We’re going to continue to support that community and help make them as visible as possible. Part of the reason I got involved with esports as a career is that, while I was competing in high school, I never really had a large community to be a part of around gaming. That relationship between the program and the club is only going to get stronger.
What excites you most about working with students, as compared to strictly professional gamers?
What I love most about it is that I’m able to help gamers with their early development, compared to a professional whose habits and muscle memory have already been established. In gaming, if you’re able to work with someone early on, you can teach them good habits from the start, you can teach them good positioning, you can teach them how to communicate but not to overcommunicate. If someone has already played a game for 10,000 hours, it can be hard to break them from bad habits.
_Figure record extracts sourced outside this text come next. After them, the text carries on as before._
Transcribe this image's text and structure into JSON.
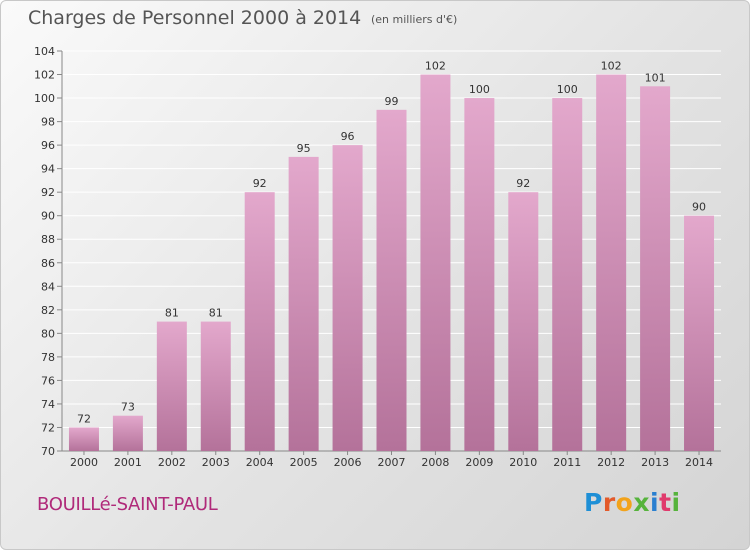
{
  "header": {
    "title": "Charges de Personnel 2000 à 2014",
    "subtitle": "(en milliers d'€)"
  },
  "footer": {
    "place": "BOUILLé-SAINT-PAUL",
    "logo_text": "Proxiti"
  },
  "colors": {
    "bar_top": "#e3a8cc",
    "bar_bottom": "#b4729a",
    "grid": "#ffffff",
    "axis": "#888888",
    "place_text": "#b02a7a"
  },
  "chart_data": {
    "type": "bar",
    "title": "Charges de Personnel 2000 à 2014",
    "subtitle": "(en milliers d'€)",
    "categories": [
      "2000",
      "2001",
      "2002",
      "2003",
      "2004",
      "2005",
      "2006",
      "2007",
      "2008",
      "2009",
      "2010",
      "2011",
      "2012",
      "2013",
      "2014"
    ],
    "values": [
      72,
      73,
      81,
      81,
      92,
      95,
      96,
      99,
      102,
      100,
      92,
      100,
      102,
      101,
      90
    ],
    "ylim": [
      70,
      104
    ],
    "yticks": [
      70,
      72,
      74,
      76,
      78,
      80,
      82,
      84,
      86,
      88,
      90,
      92,
      94,
      96,
      98,
      100,
      102,
      104
    ],
    "grid": true,
    "data_labels": true
  }
}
The culture has been established here for so long, and we’re going to continue to push it forward.
I’m also just excited by their enthusiasm. As I get connected more and more with students, it’s great to see how excited they are by all the potential with NC State Esports. I’ve even been hearing from some alumni, who’ve been sending us pictures of them gaming from the 2000s — photos of their own clubs, their own tables set up trying to recruit people to play StarCraft and other games. The culture has been established here for so long, and we’re going to continue to push it forward.
How will the Gaming and Esports Arena slated to open in Mann Hall in 2026 enhance NC State’s standing within collegiate esports?
Honestly, I think about that arena every single day. When that facility opens, it’s going to open a new world of esports opportunities for NC State. Having this space that can host a lot more students to learn about esports around like-minded people, it will serve them as a gateway into their careers. And having this huge venue to run large workshops and bring in hundreds of audience members for events will give us a major incubator for esports in our region.
My goal is to have student-run startups help us develop the technology for the space. We plan to outfit it with a broadcast studio, so students will be able to plug in beyond gaming to learn about live production and event management. And, of course, the arena will only increase our ability to host and broadcast matches and field highly competitive teams.